During the COVID-19 pandemic, many renters lost their primary source of income and were unable to afford their rent payments (Parrot and Zandi, 2021). To assist these tenants, Congress and the Centers for Disease Control and Prevention (CDC) implemented measures to prevent them from being evicted. In particular, the CARES Act prevented landlords of federally financed properties from filing eviction proceedings, and the CDC's order extended and strengthened the provisions of the CARES Act after it expired (McCarty and Perl, 2021). In addition, many states and municipalities enacted their own measures halting evictions, which were of varying duration (Figure 1).

Figure 1. Temporal Coverage of Eviction Moratoria

Although the strength and enforcement of these moratoria varied across jurisdictions, their staggered implementation and expiration provides an opportunity to study their effectiveness.
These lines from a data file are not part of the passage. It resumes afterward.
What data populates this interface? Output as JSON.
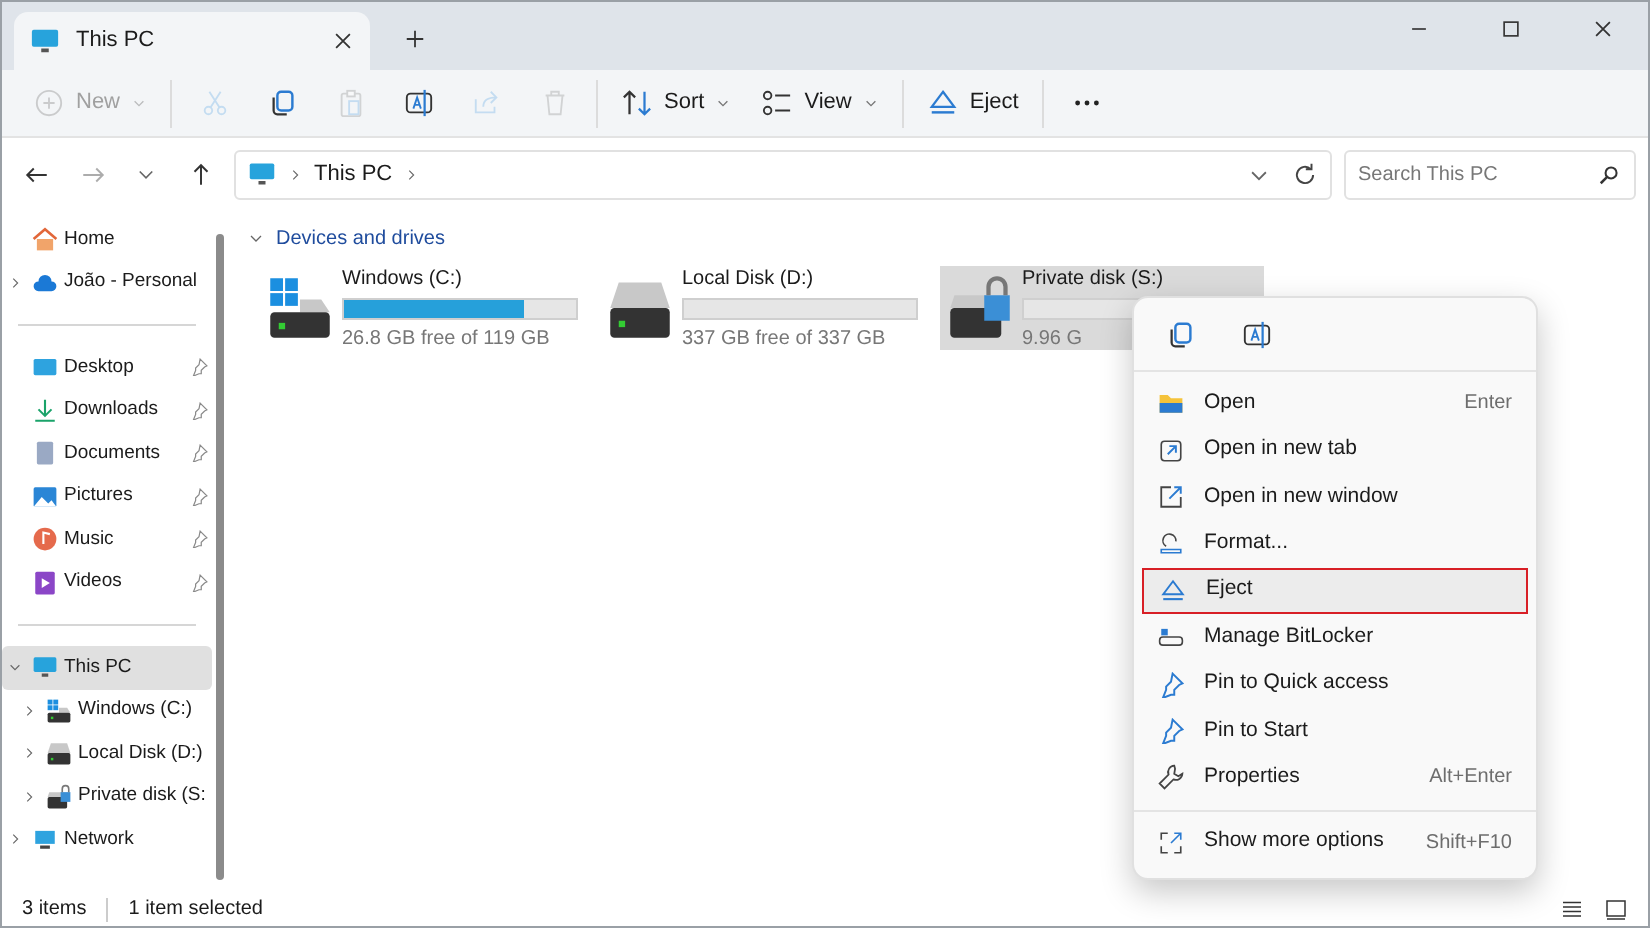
{
  "window": {
    "tab_title": "This PC"
  },
  "toolbar": [
    {
      "kind": "new",
      "label": "New",
      "disabled": true,
      "dropdown": true
    },
    {
      "kind": "cut",
      "disabled": true
    },
    {
      "kind": "copy",
      "disabled": false
    },
    {
      "kind": "paste",
      "disabled": true
    },
    {
      "kind": "rename",
      "disabled": false
    },
    {
      "kind": "share",
      "disabled": true
    },
    {
      "kind": "delete",
      "disabled": true
    },
    {
      "kind": "sort",
      "label": "Sort",
      "disabled": false,
      "dropdown": true
    },
    {
      "kind": "view",
      "label": "View",
      "disabled": false,
      "dropdown": true
    },
    {
      "kind": "eject",
      "label": "Eject",
      "disabled": false,
      "dropdown": false
    },
    {
      "kind": "more",
      "disabled": false
    }
  ],
  "navigation": {
    "back_disabled": false,
    "forward_disabled": true
  },
  "breadcrumb": [
    "This PC"
  ],
  "search": {
    "placeholder": "Search This PC"
  },
  "sidebar": {
    "groups": [
      [
        {
          "kind": "home",
          "label": "Home",
          "expandable": false,
          "pinned": false,
          "selected": false
        },
        {
          "kind": "cloud",
          "label": "João - Personal",
          "expandable": true,
          "pinned": false,
          "selected": false
        }
      ],
      [
        {
          "kind": "desktop",
          "label": "Desktop",
          "expandable": false,
          "pinned": true,
          "selected": false
        },
        {
          "kind": "downloads",
          "label": "Downloads",
          "expandable": false,
          "pinned": true,
          "selected": false
        },
        {
          "kind": "documents",
          "label": "Documents",
          "expandable": false,
          "pinned": true,
          "selected": false
        },
        {
          "kind": "pictures",
          "label": "Pictures",
          "expandable": false,
          "pinned": true,
          "selected": false
        },
        {
          "kind": "music",
          "label": "Music",
          "expandable": false,
          "pinned": true,
          "selected": false
        },
        {
          "kind": "videos",
          "label": "Videos",
          "expandable": false,
          "pinned": true,
          "selected": false
        }
      ],
      [
        {
          "kind": "pc",
          "label": "This PC",
          "expandable": true,
          "expanded": true,
          "pinned": false,
          "selected": true,
          "children": [
            {
              "kind": "windrive",
              "label": "Windows (C:)",
              "expandable": true,
              "pinned": false,
              "selected": false
            },
            {
              "kind": "drive",
              "label": "Local Disk (D:)",
              "expandable": true,
              "pinned": false,
              "selected": false
            },
            {
              "kind": "lockdrive",
              "label": "Private disk (S:",
              "expandable": true,
              "pinned": false,
              "selected": false
            }
          ]
        },
        {
          "kind": "network",
          "label": "Network",
          "expandable": true,
          "pinned": false,
          "selected": false
        }
      ]
    ]
  },
  "section": {
    "title": "Devices and drives",
    "expanded": true
  },
  "drives": [
    {
      "kind": "windrive",
      "name": "Windows (C:)",
      "level": 0.775,
      "free": "26.8 GB free of 119 GB",
      "selected": false
    },
    {
      "kind": "drive",
      "name": "Local Disk (D:)",
      "level": 0,
      "free": "337 GB free of 337 GB",
      "selected": false
    },
    {
      "kind": "lockdrive",
      "name": "Private disk (S:)",
      "level": 0,
      "free": "9.96 G",
      "selected": true
    }
  ],
  "context_menu": {
    "quick_actions": [
      {
        "kind": "copy"
      },
      {
        "kind": "rename"
      }
    ],
    "sections": [
      [
        {
          "kind": "open",
          "label": "Open",
          "shortcut": "Enter",
          "highlighted": false
        },
        {
          "kind": "newtab",
          "label": "Open in new tab",
          "highlighted": false
        },
        {
          "kind": "newwindow",
          "label": "Open in new window",
          "highlighted": false
        },
        {
          "kind": "format",
          "label": "Format...",
          "highlighted": false
        },
        {
          "kind": "eject",
          "label": "Eject",
          "highlighted": true
        },
        {
          "kind": "bitlocker",
          "label": "Manage BitLocker",
          "highlighted": false
        },
        {
          "kind": "pin",
          "label": "Pin to Quick access",
          "highlighted": false
        },
        {
          "kind": "pin",
          "label": "Pin to Start",
          "highlighted": false
        },
        {
          "kind": "properties",
          "label": "Properties",
          "shortcut": "Alt+Enter",
          "highlighted": false
        }
      ],
      [
        {
          "kind": "more",
          "label": "Show more options",
          "shortcut": "Shift+F10",
          "highlighted": false
        }
      ]
    ]
  },
  "status_bar": {
    "items": "3 items",
    "selected": "1 item selected"
  }
}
For example, An, Gabriel, and Tzur-Ilan (2021) find that each additional week of a statewide eviction moratorium was associated with roughly 130 fewer eviction filings, and analysis by researchers at the Princeton Eviction Lab suggests that the CDC order alone may have prevented more than 1.5 million eviction filings nationwide during the 11 months it was in force (Rangel et al., 2021). However, there has been relatively little work assessing how municipal moratoria impacted eviction filings, and minimal, if any research comparing national, state, and local moratoria. Thus, in this note I assess the effectiveness of municipal eviction moratoria and compare the effectiveness of various national, state, and municipal moratoria in preventing eviction filings.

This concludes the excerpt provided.